What is a home appraisal?

A home appraisal is the determination of the home’s fair market value. They are performed by a licensed appraiser and often required by mortgage lenders before they’ll approve a mortgage.

Future homeowners will generally need to pay for an appraisal of the property they plan to purchase to ensure the loan is for the appropriate amount and that the home is worth enough to secure the loan. The home appraisal fee will vary, but it is typically as low as $300.

Home appraisals also occur when someone is selling a house and wants to assign the correct listing price. This type of appraisal is also known as a pre-listing assessment. You’ll also likely get an appraisal when you’re applying for a home equity loan or refinancing, getting a divorce or filing for bankruptcy.

A home appraisal includes:

  • An evaluation and determination of the home’s fair market value.
  • An evaluation of the condition of the home’s interior and exterior.
  • An evaluation of the comparable homes in the area.
  • An evaluation of the home’s location/neighborhood.
  • An evaluation of the size of the home.

A home appraisal does not include:

  • Testing for radon, energy efficiency and health/safety.
  • Identification of items inside and outside of the home that will need to be repaired.
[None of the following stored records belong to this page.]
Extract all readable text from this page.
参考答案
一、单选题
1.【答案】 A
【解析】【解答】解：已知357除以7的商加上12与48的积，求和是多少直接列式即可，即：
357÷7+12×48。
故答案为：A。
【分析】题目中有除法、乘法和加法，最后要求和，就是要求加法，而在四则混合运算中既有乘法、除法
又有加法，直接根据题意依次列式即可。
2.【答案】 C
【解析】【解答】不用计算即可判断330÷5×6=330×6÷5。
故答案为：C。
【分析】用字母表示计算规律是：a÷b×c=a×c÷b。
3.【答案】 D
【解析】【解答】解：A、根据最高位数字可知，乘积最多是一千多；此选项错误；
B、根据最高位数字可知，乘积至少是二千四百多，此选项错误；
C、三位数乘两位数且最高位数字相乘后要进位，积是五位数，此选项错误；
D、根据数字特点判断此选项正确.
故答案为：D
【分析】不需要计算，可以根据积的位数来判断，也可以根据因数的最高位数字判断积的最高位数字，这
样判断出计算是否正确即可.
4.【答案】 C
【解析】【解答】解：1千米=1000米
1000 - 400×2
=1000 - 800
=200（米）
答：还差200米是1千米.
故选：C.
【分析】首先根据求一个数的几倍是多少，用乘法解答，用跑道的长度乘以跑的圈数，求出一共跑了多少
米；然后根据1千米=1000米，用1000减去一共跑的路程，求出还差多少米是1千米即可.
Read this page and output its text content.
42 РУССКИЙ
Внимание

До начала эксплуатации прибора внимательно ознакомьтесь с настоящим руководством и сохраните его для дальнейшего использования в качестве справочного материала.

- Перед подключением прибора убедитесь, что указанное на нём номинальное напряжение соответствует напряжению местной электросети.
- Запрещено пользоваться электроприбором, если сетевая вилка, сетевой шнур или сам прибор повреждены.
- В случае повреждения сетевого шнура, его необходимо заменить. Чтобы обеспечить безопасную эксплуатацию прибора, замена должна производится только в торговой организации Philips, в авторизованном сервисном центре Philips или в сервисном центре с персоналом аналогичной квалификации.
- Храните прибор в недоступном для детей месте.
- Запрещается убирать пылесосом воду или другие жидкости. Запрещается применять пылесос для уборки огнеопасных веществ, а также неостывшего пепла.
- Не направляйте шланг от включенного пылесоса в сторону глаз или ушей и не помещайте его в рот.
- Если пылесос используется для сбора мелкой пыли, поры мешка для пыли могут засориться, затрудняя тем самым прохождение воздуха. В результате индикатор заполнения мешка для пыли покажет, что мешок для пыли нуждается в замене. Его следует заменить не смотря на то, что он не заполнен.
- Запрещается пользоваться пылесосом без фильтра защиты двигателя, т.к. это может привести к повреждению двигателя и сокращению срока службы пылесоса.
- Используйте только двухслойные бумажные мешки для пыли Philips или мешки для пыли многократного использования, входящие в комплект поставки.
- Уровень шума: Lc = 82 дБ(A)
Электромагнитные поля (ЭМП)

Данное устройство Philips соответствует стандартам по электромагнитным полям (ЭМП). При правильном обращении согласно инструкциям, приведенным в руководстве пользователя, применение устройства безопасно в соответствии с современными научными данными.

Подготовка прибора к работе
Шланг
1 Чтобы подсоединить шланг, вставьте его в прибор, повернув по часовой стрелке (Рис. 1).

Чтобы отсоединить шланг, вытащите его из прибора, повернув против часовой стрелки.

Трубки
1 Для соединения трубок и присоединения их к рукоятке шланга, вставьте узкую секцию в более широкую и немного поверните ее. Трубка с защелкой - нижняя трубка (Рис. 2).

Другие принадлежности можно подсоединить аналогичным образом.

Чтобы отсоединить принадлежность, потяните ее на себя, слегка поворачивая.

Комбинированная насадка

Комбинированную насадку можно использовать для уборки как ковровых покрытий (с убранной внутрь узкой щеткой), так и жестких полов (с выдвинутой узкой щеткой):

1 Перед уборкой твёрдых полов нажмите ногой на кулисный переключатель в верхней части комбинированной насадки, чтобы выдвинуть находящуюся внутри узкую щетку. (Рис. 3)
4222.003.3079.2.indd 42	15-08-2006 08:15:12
What is a home inspection?

A home inspection is a thorough inspection of a property that is used to determine the condition of the property and reveal any repairs that need to made. Unlike a home appraisal, a home inspection is usually optional.
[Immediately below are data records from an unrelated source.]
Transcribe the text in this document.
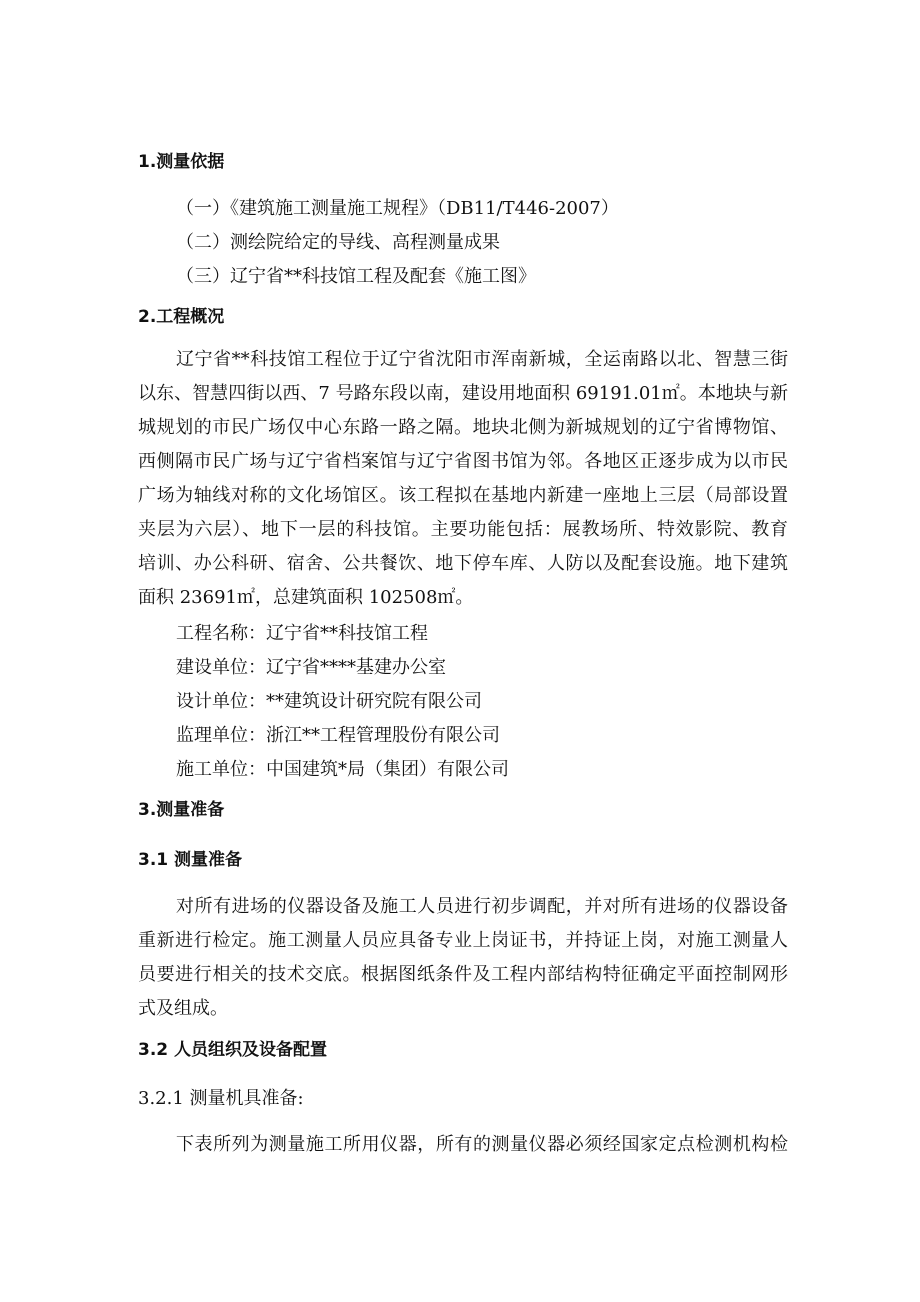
1.测量依据
（一）《建筑施工测量施工规程》（DB11/T446-2007）
（二）测绘院给定的导线、高程测量成果
（三）辽宁省**科技馆工程及配套《施工图》
2.工程概况
辽宁省**科技馆工程位于辽宁省沈阳市浑南新城，全运南路以北、智慧三街
以东、智慧四街以西、7 号路东段以南，建设用地面积 69191.01㎡。本地块与新
城规划的市民广场仅中心东路一路之隔。地块北侧为新城规划的辽宁省博物馆、
西侧隔市民广场与辽宁省档案馆与辽宁省图书馆为邻。各地区正逐步成为以市民
广场为轴线对称的文化场馆区。该工程拟在基地内新建一座地上三层（局部设置
夹层为六层）、地下一层的科技馆。主要功能包括：展教场所、特效影院、教育
培训、办公科研、宿舍、公共餐饮、地下停车库、人防以及配套设施。地下建筑
面积 23691㎡，总建筑面积 102508㎡。
工程名称：辽宁省**科技馆工程
建设单位：辽宁省****基建办公室
设计单位：**建筑设计研究院有限公司
监理单位：浙江**工程管理股份有限公司
施工单位：中国建筑*局（集团）有限公司
3.测量准备
3.1 测量准备
对所有进场的仪器设备及施工人员进行初步调配，并对所有进场的仪器设备
重新进行检定。施工测量人员应具备专业上岗证书，并持证上岗，对施工测量人
员要进行相关的技术交底。根据图纸条件及工程内部结构特征确定平面控制网形
式及组成。
3.2 人员组织及设备配置
3.2.1 测量机具准备:
下表所列为测量施工所用仪器，所有的测量仪器必须经国家定点检测机构检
Once a buyer has made an offer, they have the option to hire a home inspector to visit the home and perform an inspection. Since the home inspection is a tool that can protect the buyer, the results give them the opportunity to decide if they want to walk away and find another home to purchase, buy the house as is or attempt to negotiate with the seller and hold them responsible for the repairs before the home is officially sold. Generally, the fee for a home inspection is between $300 and $500, and is based on a number of factors, including the home’s age and size.  

A home inspection includes:

  • An evaluation of the home’s structure.
  • An evaluation of the home’s interior and exterior.
  • Testing for radon, energy efficiency and health/safety (optional).
  • Identification of items inside and outside of the home that will need to be repaired.
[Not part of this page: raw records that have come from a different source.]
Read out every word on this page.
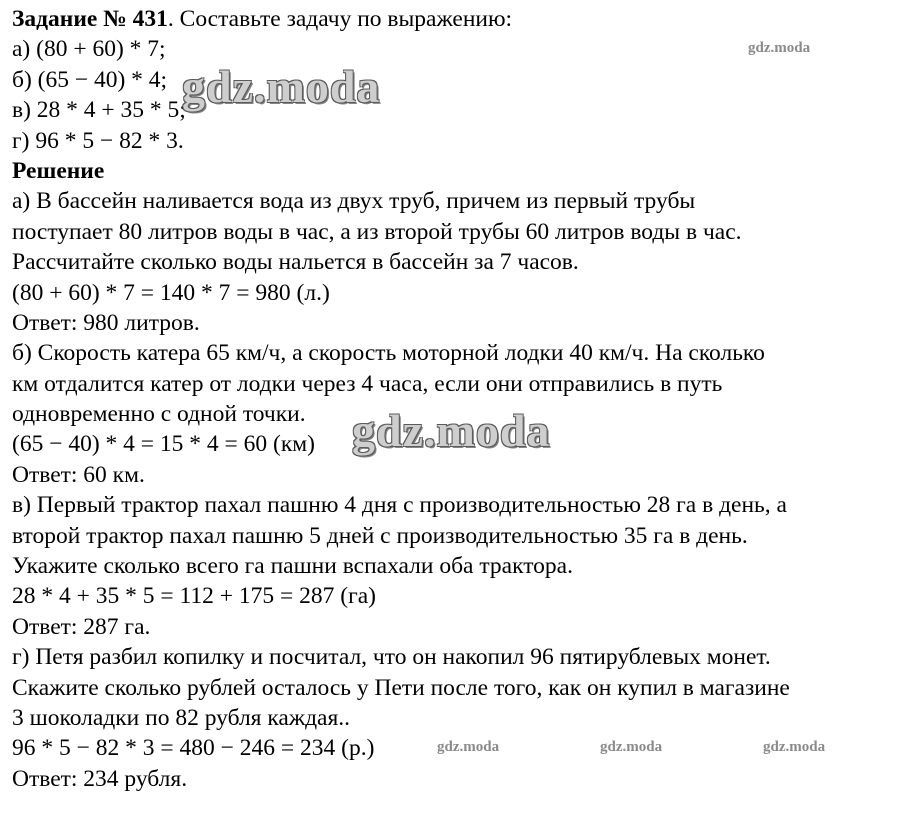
Задание № 431. Составьте задачу по выражению:
а) (80 + 60) * 7;
б) (65 − 40) * 4;
в) 28 * 4 + 35 * 5;
г) 96 * 5 − 82 * 3.
Решение
а) В бассейн наливается вода из двух труб, причем из первый трубы
поступает 80 литров воды в час, а из второй трубы 60 литров воды в час.
Рассчитайте сколько воды нальется в бассейн за 7 часов.
(80 + 60) * 7 = 140 * 7 = 980 (л.)
Ответ: 980 литров.
б) Скорость катера 65 км/ч, а скорость моторной лодки 40 км/ч. На сколько
км отдалится катер от лодки через 4 часа, если они отправились в путь
одновременно с одной точки.
(65 − 40) * 4 = 15 * 4 = 60 (км)
Ответ: 60 км.
в) Первый трактор пахал пашню 4 дня с производительностью 28 га в день, а
второй трактор пахал пашню 5 дней с производительностью 35 га в день.
Укажите сколько всего га пашни вспахали оба трактора.
28 * 4 + 35 * 5 = 112 + 175 = 287 (га)
Ответ: 287 га.
г) Петя разбил копилку и посчитал, что он накопил 96 пятирублевых монет.
Скажите сколько рублей осталось у Пети после того, как он купил в магазине
3 шоколадки по 82 рубля каждая..
96 * 5 − 82 * 3 = 480 − 246 = 234 (р.)
Ответ: 234 рубля.
gdz.moda
gdz.moda
gdz.moda
gdz.moda	gdz.moda	gdz.moda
A home inspection does not include:

  • An evaluation and determination of the home’s fair market value.
  • An evaluation of the home’s location/neighborhood.
  • An evaluation of the comparable homes in the area.
  • An evaluation of the size of the home.

When home appraisals and home inspections are combined

Home appraisals and home inspections are usually two different tools, but under certain circumstances they may be combined. The prime example: when a homebuyer has applied for an FHA loan.

An FHA loan is a loan that is insured by the Federal Housing Administration and allows homebuyers to purchase a home with a down payment of 3.5% even without stellar credit. When a homebuyer opts for this specific type of loan, a home appraisal is required; however, it is a bit more in depth than the typical appraisal because the goal is not only to determine the value of the home a borrower wishes to purchase, but also to ensure that the home is safe for the buyer to live in, structurally sound and can actually be used to secure the loan. Ultimately, what the appraiser finds during their visit to the home will help them determine if the property satisfies HUD’s minimum property requirements.

The bottom line

Home appraisals and home inspections have a few similarities, which is why people may not fully understand how the two differ. For example, both are completed at some point during the homebuying process, both offer some sort of protection to the buyer and/or lender and both require an evaluation of the home’s condition.

Although home appraisals and home inspections are somewhat alike, there are a few key differences people should take note of if they plan to purchase a home.  

Home appraisals

  • Performed by a home appraiser.
  • Required by mortgage lenders.
  • Determines the fair market value of a property.

Home inspections

  • Performed by a home inspector.
  • Not required by mortgage lenders, depending on the mortgage product.
  • Determines the condition of a property to reveal current and potential issues.